Another problem with APTs, from the individual’s perspective, is that the technology they use leaks into the cybercrime equivalent of the public domain. Tools developed by well-resourced organisations with a specific geo-political or commercial goal can thus end up in the hands of petty cybercriminals.

The WannaCry wiper, which struck in 2017 employed EternalBlue, a tool linked to Equation APT Group. WannaCry impacted organisations across Europe, including Britain’s National Health Service, forcing staff there to revert to pen and paper when thousands of Windows PCs were rendered unusable.

Individuals should also be aware that information harvested from successful APT operations can end up on the internet as part of a mass dumping of information. This can happen when the perpetrators of APT operations deliberately target each other.

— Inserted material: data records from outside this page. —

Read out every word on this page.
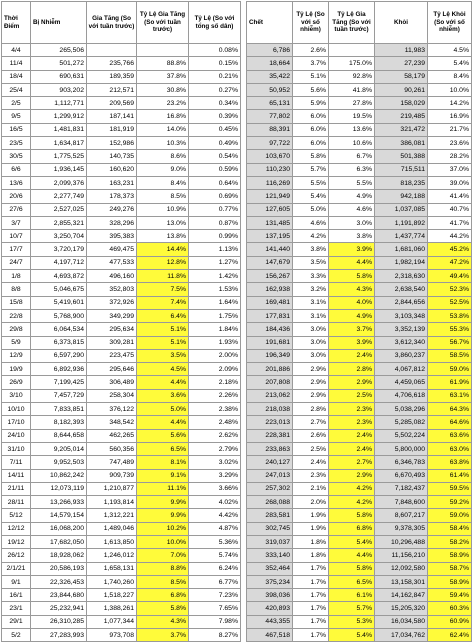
Thời Điểm	Bị Nhiễm	Gia Tăng (So với tuần trước)	Tỷ Lệ Gia Tăng (So với tuần trước)	Tỷ Lệ (So với tổng số dân)		Chết	Tỷ Lệ (So với số nhiễm)	Tỷ Lệ Gia Tăng (So với tuần trước)	Khỏi	Tỷ Lệ Khỏi (So với số nhiễm)
4/4	265,506			0.08%		6,786	2.6%		11,983	4.5%
11/4	501,272	235,766	88.8%	0.15%		18,664	3.7%	175.0%	27,239	5.4%
18/4	690,631	189,359	37.8%	0.21%		35,422	5.1%	92.8%	58,179	8.4%
25/4	903,202	212,571	30.8%	0.27%		50,952	5.6%	41.8%	90,261	10.0%
2/5	1,112,771	209,569	23.2%	0.34%		65,131	5.9%	27.8%	158,029	14.2%
9/5	1,299,912	187,141	16.8%	0.39%		77,802	6.0%	19.5%	219,485	16.9%
16/5	1,481,831	181,919	14.0%	0.45%		88,391	6.0%	13.6%	321,472	21.7%
23/5	1,634,817	152,986	10.3%	0.49%		97,722	6.0%	10.6%	386,081	23.6%
30/5	1,775,525	140,735	8.6%	0.54%		103,670	5.8%	6.7%	501,388	28.2%
6/6	1,936,145	160,620	9.0%	0.59%		110,230	5.7%	6.3%	715,511	37.0%
13/6	2,099,376	163,231	8.4%	0.64%		116,269	5.5%	5.5%	818,235	39.0%
20/6	2,277,749	178,373	8.5%	0.69%		121,949	5.4%	4.9%	942,188	41.4%
27/6	2,527,025	249,276	10.9%	0.77%		127,605	5.0%	4.6%	1,037,085	40.7%
3/7	2,855,321	328,296	13.0%	0.87%		131,485	4.6%	3.0%	1,191,892	41.7%
10/7	3,250,704	395,383	13.8%	0.99%		137,195	4.2%	3.8%	1,437,774	44.2%
17/7	3,720,179	469,475	14.4%	1.13%		141,440	3.8%	3.9%	1,681,060	45.2%
24/7	4,197,712	477,533	12.8%	1.27%		147,679	3.5%	4.4%	1,982,194	47.2%
1/8	4,693,872	496,160	11.8%	1.42%		156,267	3.3%	5.8%	2,318,630	49.4%
8/8	5,046,675	352,803	7.5%	1.53%		162,938	3.2%	4.3%	2,638,540	52.3%
15/8	5,419,601	372,926	7.4%	1.64%		169,481	3.1%	4.0%	2,844,656	52.5%
22/8	5,768,900	349,299	6.4%	1.75%		177,831	3.1%	4.9%	3,103,348	53.8%
29/8	6,064,534	295,634	5.1%	1.84%		184,436	3.0%	3.7%	3,352,139	55.3%
5/9	6,373,815	309,281	5.1%	1.93%		191,681	3.0%	3.9%	3,612,340	56.7%
12/9	6,597,290	223,475	3.5%	2.00%		196,349	3.0%	2.4%	3,860,237	58.5%
19/9	6,892,936	295,646	4.5%	2.09%		201,886	2.9%	2.8%	4,067,812	59.0%
26/9	7,199,425	306,489	4.4%	2.18%		207,808	2.9%	2.9%	4,459,065	61.9%
3/10	7,457,729	258,304	3.6%	2.26%		213,062	2.9%	2.5%	4,706,618	63.1%
10/10	7,833,851	376,122	5.0%	2.38%		218,038	2.8%	2.3%	5,038,296	64.3%
17/10	8,182,393	348,542	4.4%	2.48%		223,013	2.7%	2.3%	5,285,082	64.6%
24/10	8,644,658	462,265	5.6%	2.62%		228,381	2.6%	2.4%	5,502,224	63.6%
31/10	9,205,014	560,356	6.5%	2.79%		233,863	2.5%	2.4%	5,800,000	63.0%
7/11	9,952,503	747,489	8.1%	3.02%		240,127	2.4%	2.7%	6,346,783	63.8%
14/11	10,862,242	909,739	9.1%	3.29%		247,013	2.3%	2.9%	6,670,493	61.4%
21/11	12,073,119	1,210,877	11.1%	3.66%		257,302	2.1%	4.2%	7,182,437	59.5%
28/11	13,266,933	1,193,814	9.9%	4.02%		268,088	2.0%	4.2%	7,848,600	59.2%
5/12	14,579,154	1,312,221	9.9%	4.42%		283,581	1.9%	5.8%	8,607,217	59.0%
12/12	16,068,200	1,489,046	10.2%	4.87%		302,745	1.9%	6.8%	9,378,305	58.4%
19/12	17,682,050	1,613,850	10.0%	5.36%		319,037	1.8%	5.4%	10,296,488	58.2%
26/12	18,928,062	1,246,012	7.0%	5.74%		333,140	1.8%	4.4%	11,156,210	58.9%
2/1/21	20,586,193	1,658,131	8.8%	6.24%		352,464	1.7%	5.8%	12,092,580	58.7%
9/1	22,326,453	1,740,260	8.5%	6.77%		375,234	1.7%	6.5%	13,158,301	58.9%
16/1	23,844,680	1,518,227	6.8%	7.23%		398,036	1.7%	6.1%	14,162,847	59.4%
23/1	25,232,941	1,388,261	5.8%	7.65%		420,893	1.7%	5.7%	15,205,320	60.3%
29/1	26,310,285	1,077,344	4.3%	7.98%		443,355	1.7%	5.3%	16,034,580	60.9%
5/2	27,283,993	973,708	3.7%	8.27%		467,518	1.7%	5.4%	17,034,762	62.4%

As the name implies, perpetrators of advanced persistent threats aim to continue their operations for prolonged periods of time. They therefore tend to be discreet in their approach, siphoning off information little by little, rather than in one bold, spectacular move.

Signs that organised cybercriminals might be at work include a high level of targeted spear-phishing mails to employees and a high number of log-in attempts at irregular hours. Perpetrators of APTs are looking for information and large batches of data moving around or out of the network should be cause for suspicion. Similarly, large clumps of compressed data in odd locations could be a sign that data has been harvested and is about to be moved.

Individuals concerned by any of the above should exercise the usual caution they do when using any kind of digital device. Specific steps they can take include avoiding installation of apps from third party sources and carefully managing app permissions.

Any app permissions that the user feels are unnecessary should be revoked or disabled when the app is not in use. Individuals should also exercise caution over which websites they use and avoid clicking links in e-mails from unknown senders. Finally, investing in a reliable security solution ensures that everything that is about to be installed, downloaded or clicked on is carefully checked before disaster can strike.